Arthur Carreau (Synomia)
ND. Nous l’avons en partie évoqué, le Social Listening est un outil idéal pour identifier des cibles intéressantes, auxquelles on n’aurait pas pensé spontanément pour aborder certaines problématiques. Et ensuite, pouvoir déclencher des investigations plus approfondies. C’est un dispositif qui gagne à être combiné avec d’autres, ce que nous faisons régulièrement. Soit avec des réunions de groupe, des entretiens individuels. Ou bien avec des études sémiologiques.
Le Social Listening est un outil idéal pour identifier des cibles intéressantes, auxquelles on n’aurait pas pensé spontanément pour aborder certaines problématiques. Et ensuite, pouvoir déclencher des investigations plus approfondies.
Natacha Dagneaud (Séissmo)
Une dernière question enfin : quels sont selon vous les principaux pièges à éviter côté utilisateurs, outre ceux déjà signalés ?
AC. Encore souvent aujourd’hui, le réflexe de certains est d’avoir une vision limitative de l’outil, centrée sur les enjeux de réputation des marques. Il est dommageable de passer à côté des autres usages que nous avons évoqués. Et notamment de la formidable capacité qu’offre cet outil pour explorer l’inconnu, et décentrer les problématiques en s’intéressant en priorité aux individus, à leur vie et à ce qu’ils en racontent. Le corollaire de cela, c’est qu’il y a tout à gagner à rester le plus ouvert possible dans la démarche de recherche. Celle-ci est itérative ; nous partons d’une hypothèse, mais sans avoir de certitudes quant aux meilleurs biotopes à investiguer. Mais nous savons chercher et faire des tests ; et nous pouvons ainsi réorienter la collecte vers des pistes plus intéressantes au regard de la problématique décisionnelle. C’est elle qui doit primer, comme toujours dans les études, quitte à ce que l’on soit très souple pour y répondre.

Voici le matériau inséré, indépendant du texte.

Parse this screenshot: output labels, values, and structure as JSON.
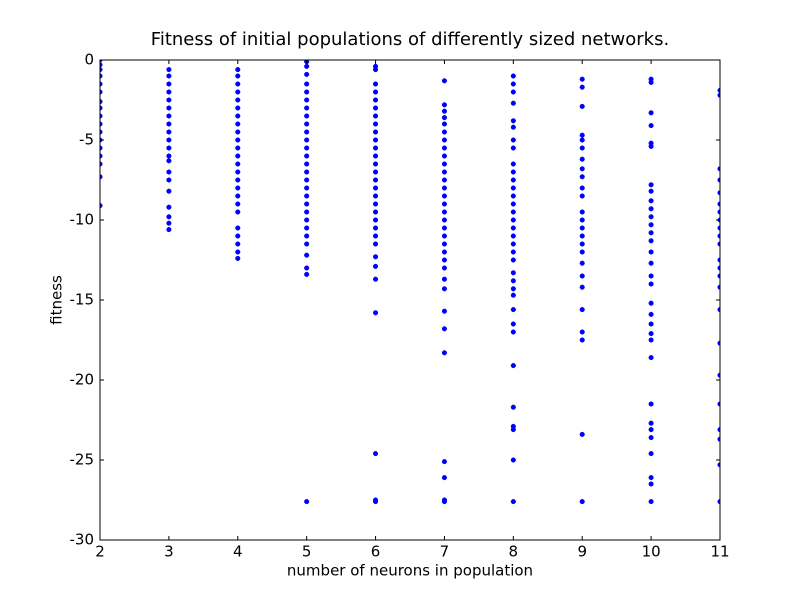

Encore souvent aujourd’hui, le réflexe de certains est d’avoir une vision limitative de l’outil, centrée sur les enjeux de réputation des marques. Il est dommageable de passer à côté des autres usages que nous avons évoqués. Et notamment de la formidable capacité qu’offre cet outil pour explorer l’inconnu, et décentrer les problématiques en s’intéressant en priorité aux individus, à leur vie et à ce qu’ils en racontent.
Arthur Carreau (Synomia)
ND : Je rejoins complètement Arthur. Plus largement, il ne faut jamais sous-estimer l’importance de la valeur ajoutée humaine dans ces démarches. C’est vrai s’agissant du métier de Synomia, qui est de chercher, un peu comme des truffiers ! Mais cela s’applique aussi au mien et la phase d’interprétation qui suit. On ne fait pas de la pêche responsable, on attrape tout un tas d’objets que l’on rejette ensuite. Heureusement qu’il ne s’agit pas de poissons ! Cet énorme tri que nous effectuons exige des partis-pris. Et travailler sur la langue — c’est ce que nous faisons — n’est pas une compétence qui s’improvise. Dans des sujets multi-pays, les difficultés de traduction sont souvent considérables. Les surmonter requiert une solide pratique des études qualitatives, et beaucoup de connaissances culturelles.
J’ajouterai enfin qu’il faut savoir ne pas tout demander au seul Social Listening, mais le plus souvent le combiner avec d’autres approches. C’est là qu’il est le plus puissant, en se mettant au service de la recherche d’innovation, avec la créativité que celle-ci suppose.
Il faut aussi savoir ne pas tout demander au seul Social Listening, mais le plus souvent le combiner avec d’autres approches. C’est là qu’il est le plus puissant, en se mettant au service de la recherche d’innovation, avec la créativité que celle-ci suppose.